Dialog Antara Tuhan dan Seorang Pencuri Senyuman



Suasana menulisnya sudah pas. Hanya ada hal yang mengganjal di pikiranku. 

Senyum itu. 

Hal paling konyol yang pernah kulihat sepanjang hayat. Aku diam-diam membawanya lari dan kusimpan rapat di saku bajuku. Tuhan, aku sangat menyukai senyuman itu. Boleh tidak jika kulihat setiap hari? Aku ingin. Aku ingin memilikinya. Aku ingin senyuman itu terus berada di dekat retina mataku. Lalu aku terbius oleh zat adiktif yang menjalar melalui udara. 

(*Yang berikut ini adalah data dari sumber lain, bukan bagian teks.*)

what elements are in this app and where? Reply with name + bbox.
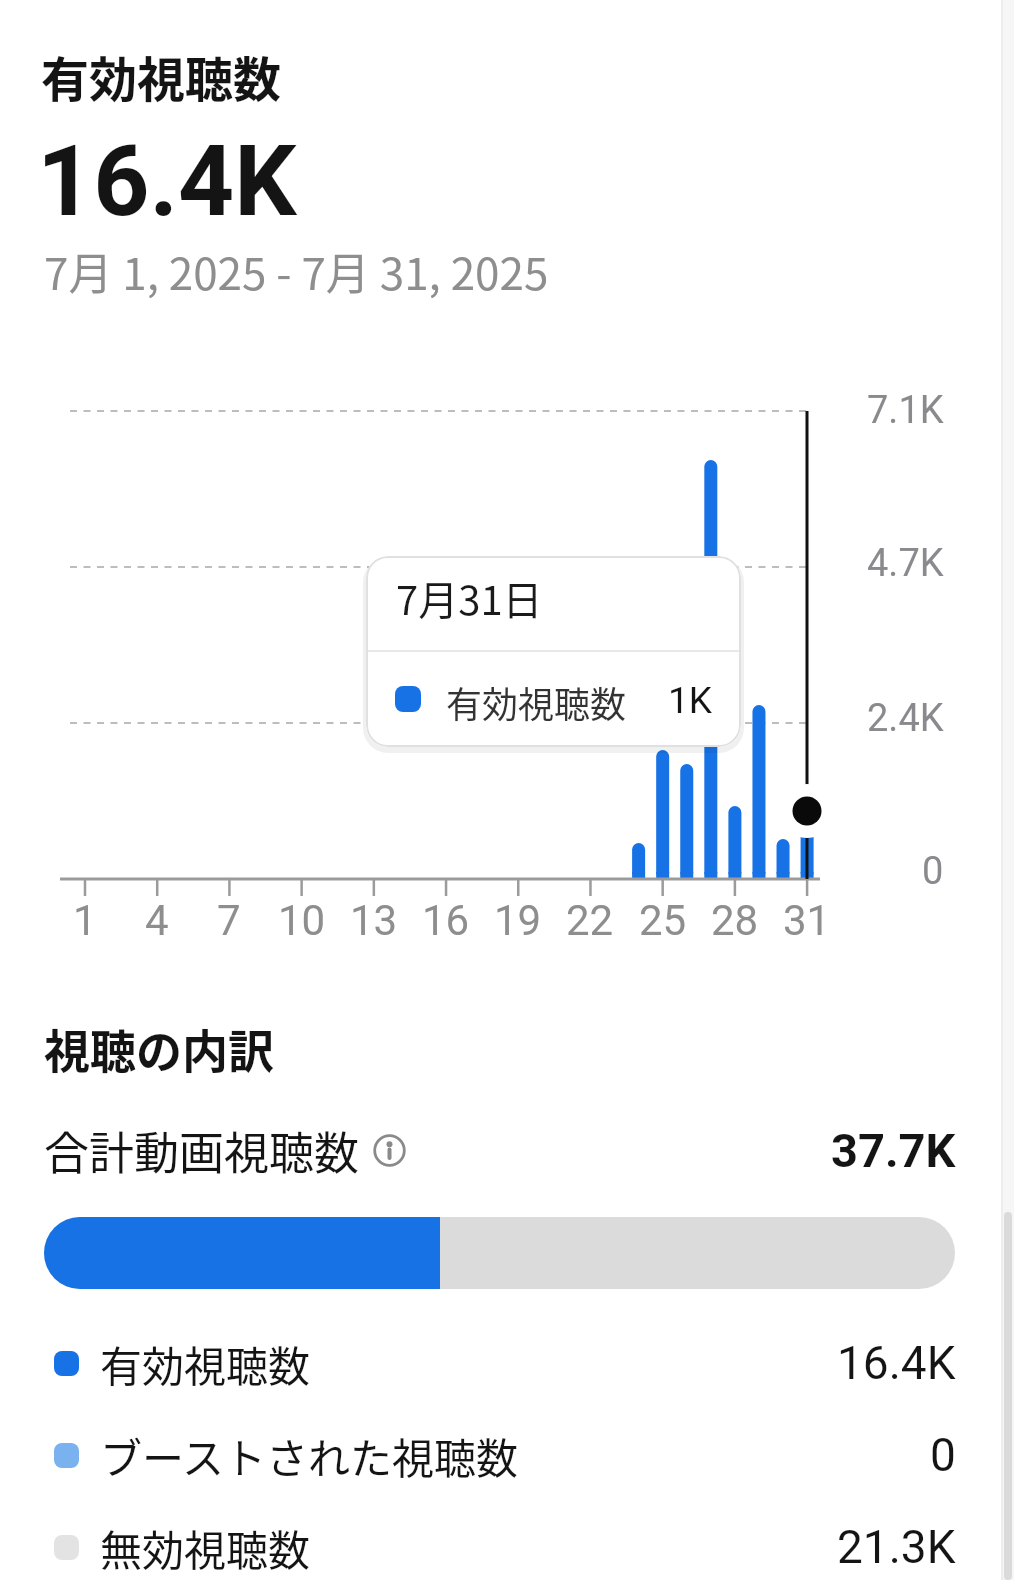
- staticText: 7: [217, 896, 241, 945]
- staticText: 合計動画視聴数: [44, 1118, 360, 1183]
- staticText: 有効視聴数: [41, 41, 282, 111]
- staticText: 有効視聴数: [100, 1333, 311, 1394]
- staticText: 0: [930, 1428, 956, 1482]
- staticText: 37.7K: [831, 1123, 956, 1178]
- staticText: 22: [566, 896, 614, 945]
- staticText: 16: [422, 896, 470, 945]
- staticText: 13: [350, 896, 398, 945]
- button[interactable]: [373, 1134, 406, 1167]
- staticText: 7.1K: [867, 388, 944, 433]
- staticText: 有効視聴数: [446, 676, 627, 728]
- staticText: 7月 1, 2025 - 7月 31, 2025: [44, 239, 549, 303]
- staticText: 1: [73, 896, 97, 945]
- staticText: 4.7K: [867, 541, 944, 586]
- staticText: 16.4K: [837, 1336, 956, 1390]
- staticText: 無効視聴数: [100, 1517, 311, 1578]
- staticText: 31: [783, 896, 831, 945]
- staticText: 21.3K: [837, 1520, 956, 1574]
- button[interactable]: ブーストされた視聴数: [0, 1419, 1014, 1491]
- staticText: 10: [278, 896, 326, 945]
- staticText: 4: [145, 896, 169, 945]
- button[interactable]: 合計動画視聴数: [0, 1114, 1014, 1186]
- button[interactable]: 無効視聴数: [0, 1511, 1014, 1580]
- staticText: ブーストされた視聴数: [100, 1425, 518, 1486]
- staticText: 25: [639, 896, 687, 945]
- staticText: 1K: [668, 679, 713, 722]
- staticText: 28: [711, 896, 759, 945]
- button[interactable]: 7月31日: [366, 556, 741, 747]
- staticText: 7月31日: [396, 569, 543, 627]
- staticText: 視聴の内訳: [44, 1015, 274, 1082]
- staticText: 2.4K: [867, 696, 944, 741]
- button[interactable]: 有効視聴数: [0, 1327, 1014, 1399]
- staticText: 0: [922, 849, 944, 894]
- staticText: 19: [494, 896, 542, 945]
- staticText: 16.4K: [37, 124, 297, 239]
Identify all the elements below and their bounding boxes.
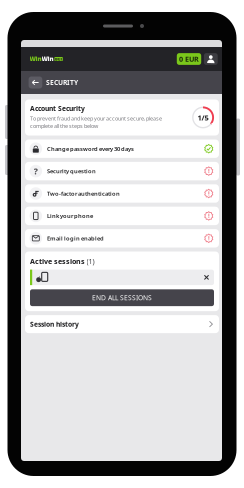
staticText: Win bbox=[42, 55, 54, 63]
staticText: Two-factor authentication bbox=[47, 190, 120, 197]
staticText: Session history bbox=[30, 320, 79, 329]
button[interactable]: End session bbox=[199, 270, 214, 285]
staticText: To prevent fraud and keep your account s… bbox=[30, 115, 162, 130]
staticText: 0 EUR bbox=[179, 54, 199, 64]
staticText: END ALL SESSIONS bbox=[92, 293, 152, 302]
button[interactable]: 0 EUR bbox=[177, 53, 201, 65]
staticText: Email login enabled bbox=[47, 234, 104, 242]
button[interactable]: Back bbox=[29, 76, 42, 88]
button[interactable]: ? bbox=[25, 162, 219, 180]
button[interactable]: Email login enabled bbox=[25, 229, 219, 248]
staticText: Win bbox=[30, 55, 42, 63]
staticText: Security question bbox=[47, 167, 96, 175]
staticText: 1/5 bbox=[198, 112, 208, 123]
button[interactable]: Link your phone bbox=[25, 207, 219, 225]
staticText: Account Security bbox=[30, 104, 85, 113]
staticText: (1) bbox=[87, 256, 95, 266]
staticText: ? bbox=[34, 165, 38, 177]
staticText: Active sessions bbox=[30, 256, 85, 266]
button[interactable]: Session history bbox=[25, 315, 219, 333]
staticText: Change password every 30 days bbox=[47, 145, 134, 153]
staticText: Link your phone bbox=[47, 212, 93, 220]
staticText: SECURITY bbox=[46, 78, 78, 87]
button[interactable]: WinWin Bet home bbox=[30, 55, 63, 63]
staticText: BET bbox=[55, 56, 62, 62]
button[interactable]: END ALL SESSIONS bbox=[30, 289, 214, 306]
button[interactable]: Account bbox=[204, 53, 218, 65]
button[interactable]: Two-factor authentication bbox=[25, 184, 219, 203]
button[interactable]: Change password every 30 days bbox=[25, 140, 219, 158]
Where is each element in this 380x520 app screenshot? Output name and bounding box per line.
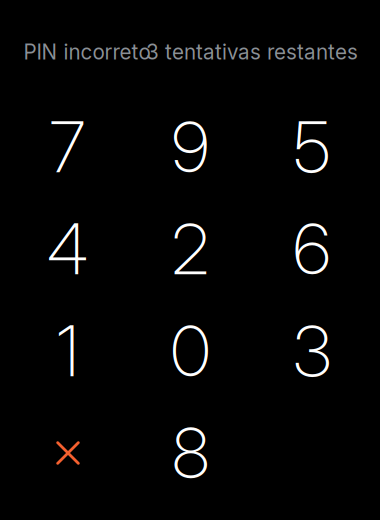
staticText: 9 bbox=[172, 105, 210, 189]
staticText: 2 bbox=[172, 207, 210, 291]
staticText: 7 bbox=[50, 105, 86, 189]
button[interactable]: 3 bbox=[257, 303, 367, 399]
button[interactable]: 7 bbox=[12, 99, 122, 195]
button[interactable]: 4 bbox=[12, 201, 122, 297]
button[interactable]: 2 bbox=[136, 201, 246, 297]
staticText: 0 bbox=[170, 309, 210, 393]
staticText: 3 bbox=[293, 309, 331, 393]
staticText: 6 bbox=[293, 207, 331, 291]
staticText: 4 bbox=[47, 207, 88, 291]
button[interactable]: 1 bbox=[12, 303, 122, 399]
staticText: 3 tentativas restantes bbox=[146, 40, 358, 64]
staticText: 1 bbox=[56, 309, 78, 393]
button[interactable]: 9 bbox=[136, 99, 246, 195]
staticText: 8 bbox=[172, 411, 209, 495]
button[interactable]: 8 bbox=[136, 405, 246, 501]
button[interactable]: 0 bbox=[136, 303, 246, 399]
button[interactable]: 6 bbox=[257, 201, 367, 297]
button[interactable]: Delete bbox=[13, 405, 123, 501]
staticText: 5 bbox=[294, 105, 330, 189]
staticText: PIN incorreto bbox=[24, 40, 150, 64]
button[interactable]: 5 bbox=[257, 99, 367, 195]
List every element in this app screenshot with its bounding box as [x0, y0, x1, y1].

Boleh tidak kalau aku saja yang bisa melihatnya? Boleh tidak jika orang lain kumarahi jika berusaha melihat senyuman itu? 

Sudah kutebak, tuhan tidak menciptakan manusia hanya untuk tersenyum pada satu orang. Tapi tuhan bisa membuat satu senyuman menjadi debar tak berkesudahan. Adakah dalam sejarah mencatat orang yang wafat karena terlalu jatuh cinta pada senyuman?

Aku tidak peduli dan terus membawa senyuman itu lari. Aku jatuh cinta, tuhan! Aku jatuh cinta! Aku ingin memiliki senyuman itu sampai selamanya. 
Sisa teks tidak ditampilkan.